I guess I need to be a little clearer about my concern with #1. The issue I see is not from an implementation standpoint as I think it will work fine. My problem is that once you specify a ChangListener to use a view then it is locked to that view and that means that all other on_changes for this DB must we with respect to this view. I don’t think this is very intuitive and I think there will be cases where we would want one on_changes to be with respect to a view and another on_change to be respect to another view (or no view). I’m not sold that this is the best solution as it feels like a hack to Spiegel and only supports a limited number of use cases.

With #2, I think the solution is more complex than just having a config file. We would need a ChangeListener per DB-view pair as you could any combination of views per DB. This is doable, but seems like a lot of work and I personally do not have the time to implement this.

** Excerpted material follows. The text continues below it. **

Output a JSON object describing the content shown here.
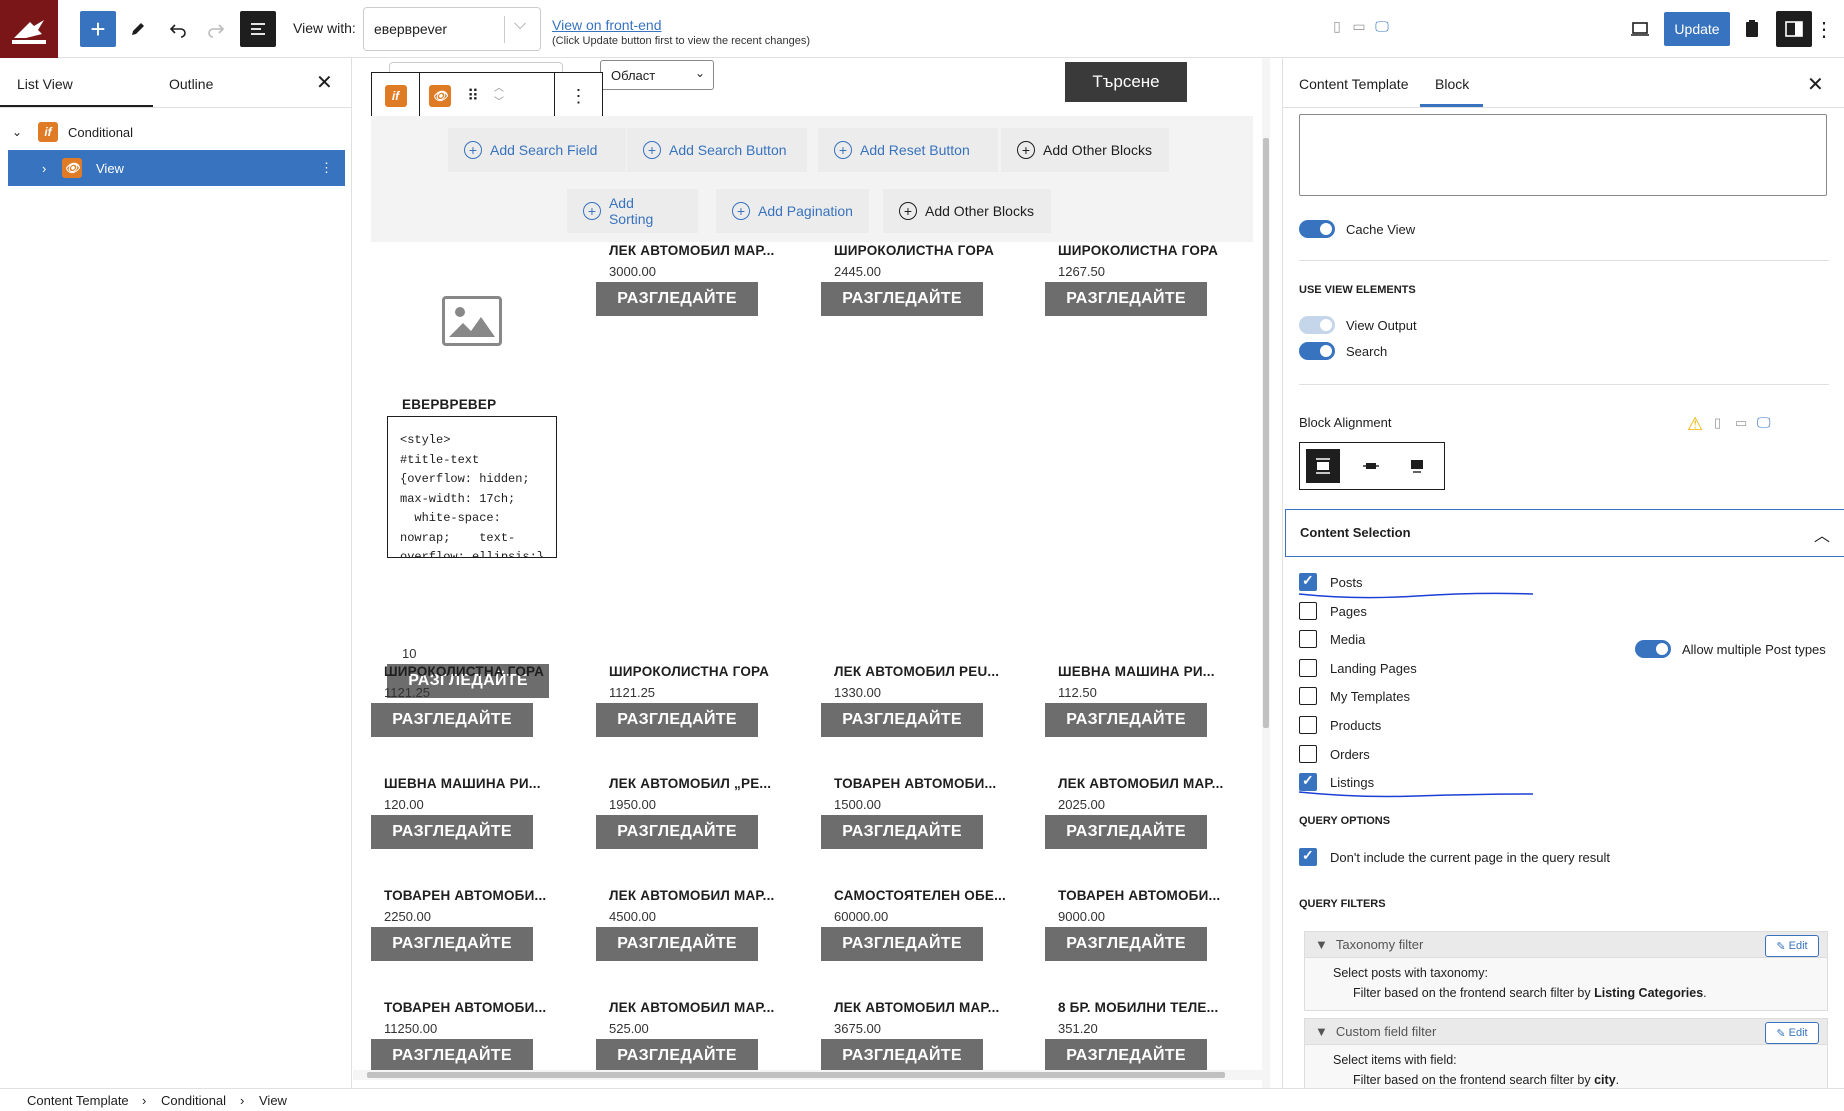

This solution is the one I would recommend though as I think it is the proper solution, which will support the most use cases.

As for #3: I agree with the security concerns and don’t think it is a great idea. I do think it would be easier to implement than #2 and would provide roughly the same features, but with reduced performance and security.

At this point, I’m not really sure on the best path forward as no one else has requested support for views. Maybe this idea should be tabled for now.

redgeoff commented 5 years ago

Although inefficient, you can currently use a custom API endpoint to implement the special view logic and just specify this endpoint in an on_change doc.